While recovering from a cloud failure, I found that some tables on a PostgreSQL
database are behaving strangely. These tables are indexed using a primary key, but a pg_dump
yielded duplicate fields, failing a pg_restore
on a backup server.
I have tried to REINDEX
:
REINDEX INDEX rank_details_pkey;
ERROR: could not create unique index "rank_details_pkey"
DETAIL: Table contains duplicated values.
The index is defined as:
<table info here>
Indexes:
"rank_details_pkey" PRIMARY KEY, btree (user_id)
And, oddly,
SELECT user_id, COUNT(*) FROM <table name> GROUP BY 1 HAVING COUNT(*) > 1;
user_id | count
---------+-------
(0 rows)
To conclude - I have duplicate values in my table which can not be found or cleared.
Any ideas how to fix this? This is a production server, so all fixes should be done without affecting service.
-
2You might want to look at the plan of the grouping query to check that it doesn't use the index.Peter Eisentraut– Peter Eisentraut2011年08月18日 18:37:36 +00:00Commented Aug 18, 2011 at 18:37
1 Answer 1
There are various ways this can happen in Oracle - I'm not sure about postgres, but I think I would call this an "integrity violation" rather than "corruption"
Perhaps you can do one of the things suggested here, ie set enable_indexscan = off
or
begin;
drop index rank_details_pkey;
select user_id, count(*) from rank_details group by user_id having count(*) > 1;
rollback;
But "there are likely some locking issues with this, so be careful with it in production"

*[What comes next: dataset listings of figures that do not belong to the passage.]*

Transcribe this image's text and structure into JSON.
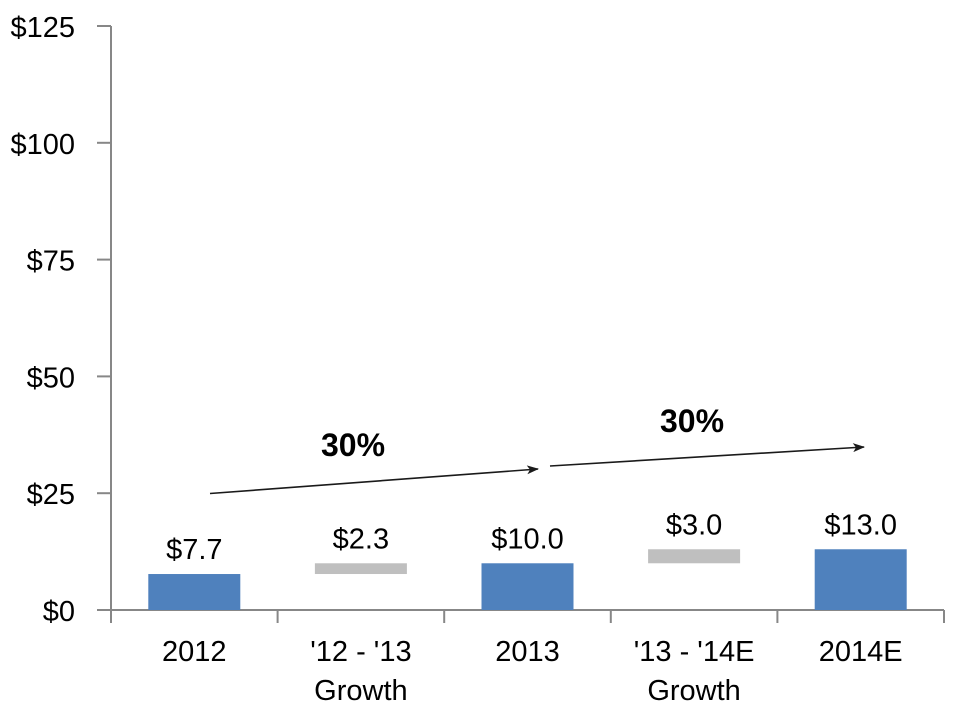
{
  "chart_data": {
    "type": "bar",
    "subtype": "waterfall",
    "categories": [
      {
        "lines": [
          "2012"
        ]
      },
      {
        "lines": [
          "'12 - '13",
          "Growth"
        ]
      },
      {
        "lines": [
          "2013"
        ]
      },
      {
        "lines": [
          "'13 - '14E",
          "Growth"
        ]
      },
      {
        "lines": [
          "2014E"
        ]
      }
    ],
    "bars": [
      {
        "category": "2012",
        "role": "total",
        "base": 0,
        "value": 7.7,
        "label": "$7.7"
      },
      {
        "category": "'12 - '13 Growth",
        "role": "delta",
        "base": 7.7,
        "value": 2.3,
        "label": "$2.3"
      },
      {
        "category": "2013",
        "role": "total",
        "base": 0,
        "value": 10.0,
        "label": "$10.0"
      },
      {
        "category": "'13 - '14E Growth",
        "role": "delta",
        "base": 10.0,
        "value": 3.0,
        "label": "$3.0"
      },
      {
        "category": "2014E",
        "role": "total",
        "base": 0,
        "value": 13.0,
        "label": "$13.0"
      }
    ],
    "y_axis": {
      "min": 0,
      "max": 125,
      "tick_step": 25,
      "tick_labels": [
        "$0",
        "$25",
        "$50",
        "$75",
        "$100",
        "$125"
      ]
    },
    "annotations": [
      {
        "label": "30%",
        "from": "2012",
        "to": "2013"
      },
      {
        "label": "30%",
        "from": "2013",
        "to": "2014E"
      }
    ],
    "grid": false,
    "legend": false,
    "colors": {
      "total_bar": "#4f81bd",
      "delta_bar": "#bfbfbf",
      "axis": "#878787",
      "arrow": "#1a1a1a",
      "text": "#000000"
    }
  }
}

The idea is to force the query to scan the table rather than just the index (which does not have the duplicates). You may also, and more simply, be able to acheive the same by:
select user_id, f(<some other column>), count(*)
from rank_details
group by user_id, f(<some other column>)
having count(*) > 1
where f() returns a constant, which may trick the planner into a table scan.